Over the past few months I have grown increasingly dismayed by the so-called “debate” on reforming the U.S. health care system.  In my opinion, what started as a mostly civilized discussion, has devolved into chaos; it  would be nonsense to describe the current goings on as meaningful discussions and clearly not a debate in the usual sense of the word.

I have been astonished at many of the statements I had heard from what I had formerly thought were reasonably intelligent elected officials.  I have been no less amazed at the statements from the general citizenry; the amount of misinformation out there is now almost impossible to counter with truth.

Here I am not trying to “peddle” any particular health can plan but only that some degree of sanity enter into the discussions.  In my opinion,  the problem is two-fold.  First it’s that those satisfied with the status quo (insurers, pharmaceutical companies, consumers who are satisfied with their health insurance, etc.) don’t want to risk any meaningful changes in the health care system.  Maybe they aren’t entirely happy with the status quo, but they fear that any changes in the system will be much, much worse.  What is that expression, something like “the devil you know is better than the one you don’t?”  The second aspect of the problem is that politics have gotten in the middle of things (big surprise).  It is clear that President Obama really wants health care reform.  Those opposed to his presidency, believe that failure of the President to achieve his  health care reform goals will “bring him down.”

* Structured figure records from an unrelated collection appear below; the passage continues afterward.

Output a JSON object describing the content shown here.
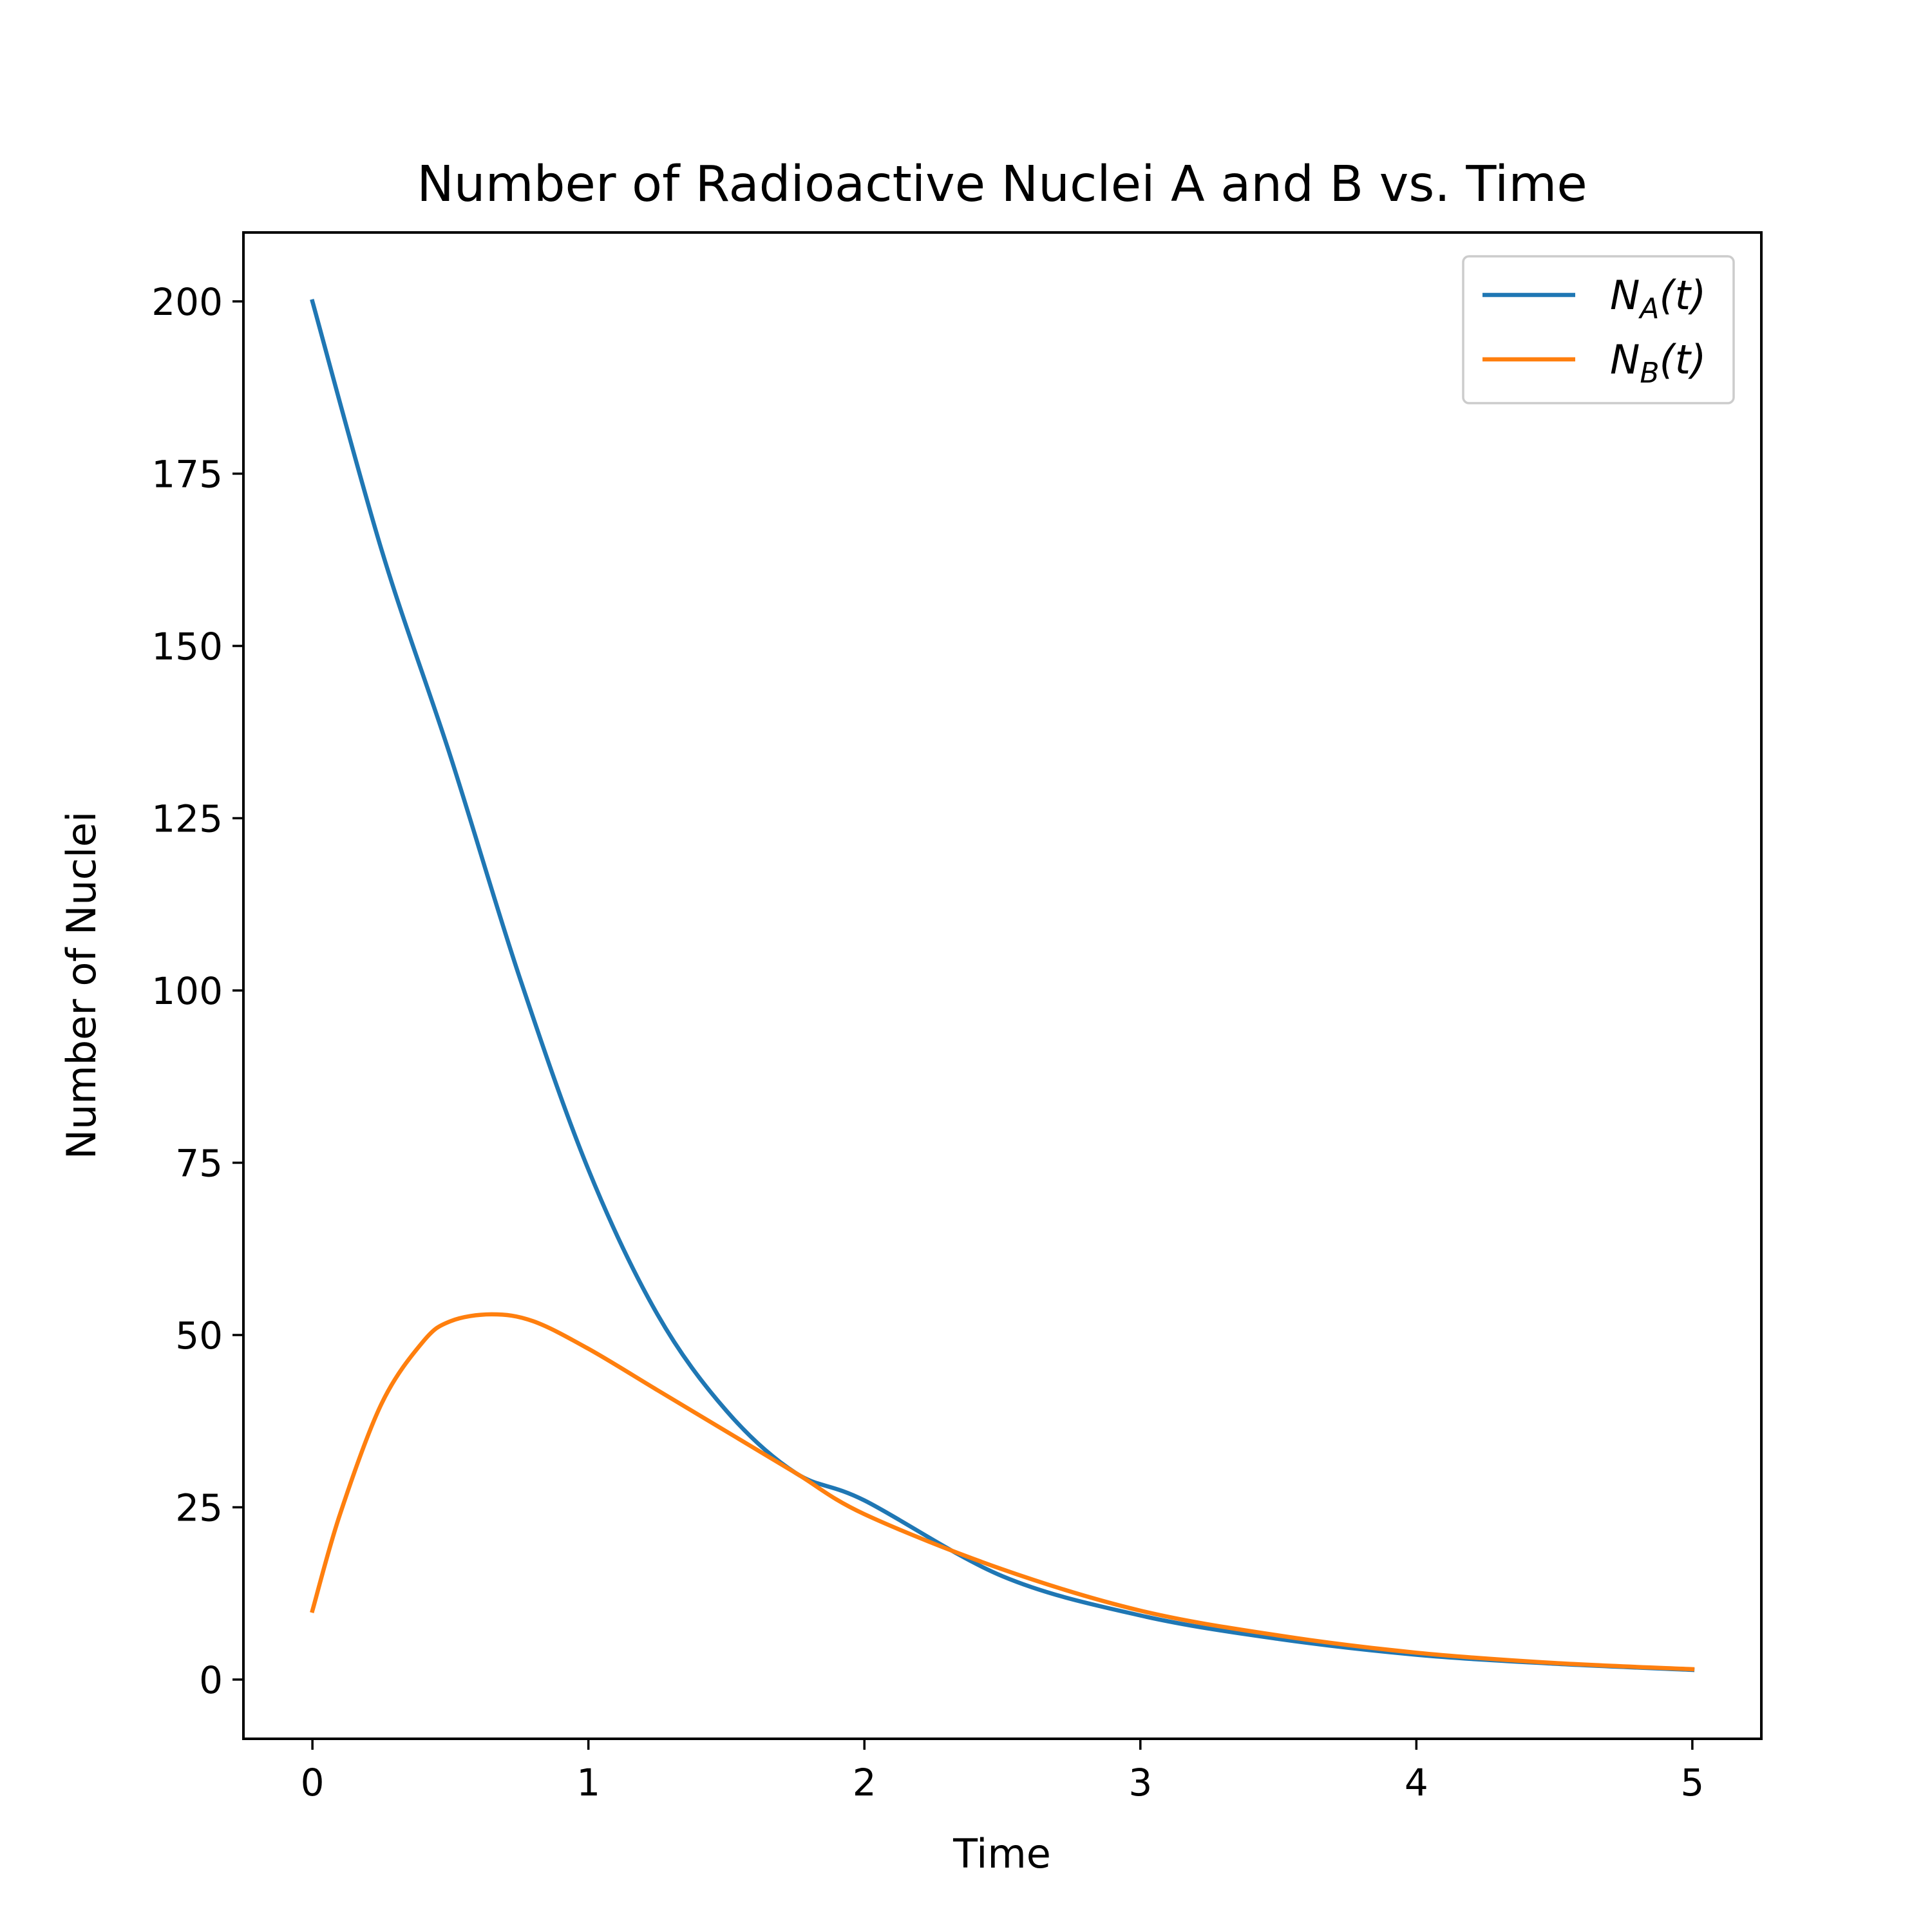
{
  "chart_data": {
    "type": "line",
    "title": "Number of Radioactive Nuclei A and B vs. Time",
    "xlabel": "Time",
    "ylabel": "Number of Nuclei",
    "xlim": [
      -0.25,
      5.25
    ],
    "ylim": [
      -8.6,
      210
    ],
    "xticks": [
      0,
      1,
      2,
      3,
      4,
      5
    ],
    "yticks": [
      0,
      25,
      50,
      75,
      100,
      125,
      150,
      175,
      200
    ],
    "grid": false,
    "legend_position": "top-right",
    "series": [
      {
        "name": "N_A(t)",
        "legend_main": "N",
        "legend_sub": "A",
        "legend_tail": "(t)",
        "color": "#1f77b4",
        "x": [
          0,
          0.25,
          0.5,
          0.75,
          1,
          1.25,
          1.5,
          1.75,
          2,
          2.5,
          3,
          3.5,
          4,
          4.5,
          5
        ],
        "y": [
          200,
          164,
          134,
          102,
          74,
          53,
          39,
          30,
          26,
          15,
          9.3,
          5.9,
          3.6,
          2.3,
          1.4
        ]
      },
      {
        "name": "N_B(t)",
        "legend_main": "N",
        "legend_sub": "B",
        "legend_tail": "(t)",
        "color": "#ff7f0e",
        "x": [
          0,
          0.1,
          0.25,
          0.4,
          0.5,
          0.65,
          0.8,
          1,
          1.25,
          1.5,
          1.75,
          2,
          2.5,
          3,
          3.5,
          4,
          4.5,
          5
        ],
        "y": [
          10,
          24,
          40,
          49,
          52,
          53,
          52,
          48,
          42,
          36,
          30,
          24,
          16,
          10,
          6.4,
          3.9,
          2.4,
          1.5
        ]
      }
    ]
  }
}
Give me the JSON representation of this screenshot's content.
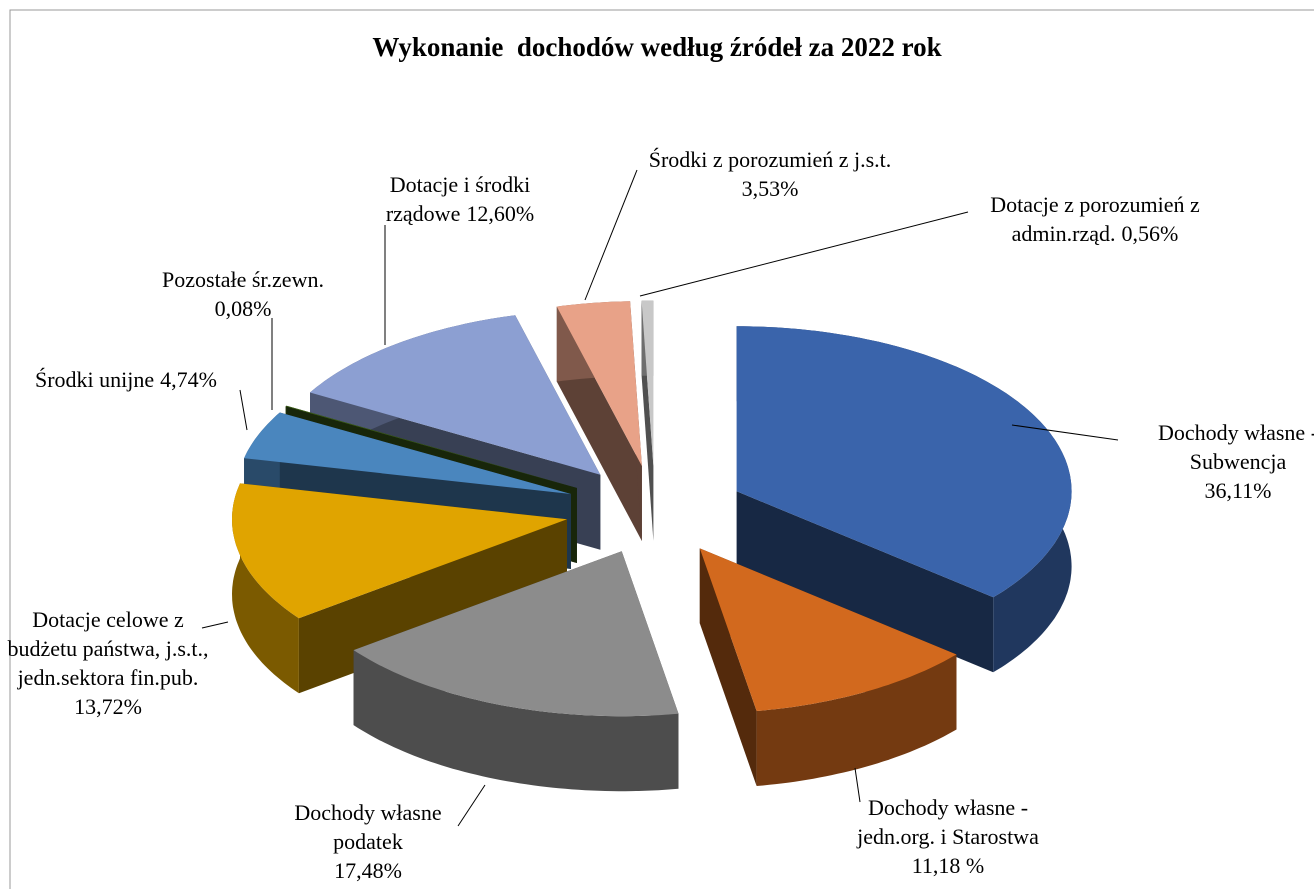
{
  "chart_data": {
    "type": "pie3d",
    "title": "Wykonanie  dochodów według źródeł za 2022 rok",
    "categories": [
      "Dochody własne - Subwencja",
      "Dochody własne - jedn.org. i Starostwa",
      "Dochody własne podatek",
      "Dotacje celowe z budżetu państwa, j.s.t., jedn.sektora fin.pub.",
      "Środki unijne",
      "Pozostałe śr.zewn.",
      "Dotacje i środki rządowe",
      "Środki z porozumień z j.s.t.",
      "Dotacje z porozumień z admin.rząd."
    ],
    "values": [
      36.11,
      11.18,
      17.48,
      13.72,
      4.74,
      0.08,
      12.6,
      3.53,
      0.56
    ],
    "value_labels": [
      "36,11%",
      "11,18 %",
      "17,48%",
      "13,72%",
      "4,74%",
      "0,08%",
      "12,60%",
      "3,53%",
      "0,56%"
    ],
    "colors": [
      "#3a64ab",
      "#d2691e",
      "#8c8c8c",
      "#e0a400",
      "#4a86be",
      "#3d6018",
      "#8c9fd2",
      "#e8a288",
      "#c8c8c8"
    ]
  }
}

I have no idea how things will end up.  I am not optimistic that anything good will rise out of the mess.  If I were running the show, I would back up and start over.  The first thing we need is a small group of experts to lay out a blueprint for a health care system as it would exist in the future.  The blueprint needs to deal with all of the current components of the system including private insurance, Medicaid, Medicare, the VA system, the U.S. Military health care system (troops and their families), and those people currently without any health care coverage.  We need to consider how all of these components would fit together or at least coexist.  We also need to consider how we would cut costs and slow the rate of future cost increases since, we can’t possibly afford universal health care without controlling costs.  We also need to decide how we would pay for health care.  There aren’t many options- a payroll tax, higher income taxes, a national sales tax, that’s about it.  We haven’t had these critical discussions yet (call it a debate if you wish) and we can’t really move forward without a comprehensive look at what the experts think the system should look like when it’s all put together in about 20 years (if we’re lucky).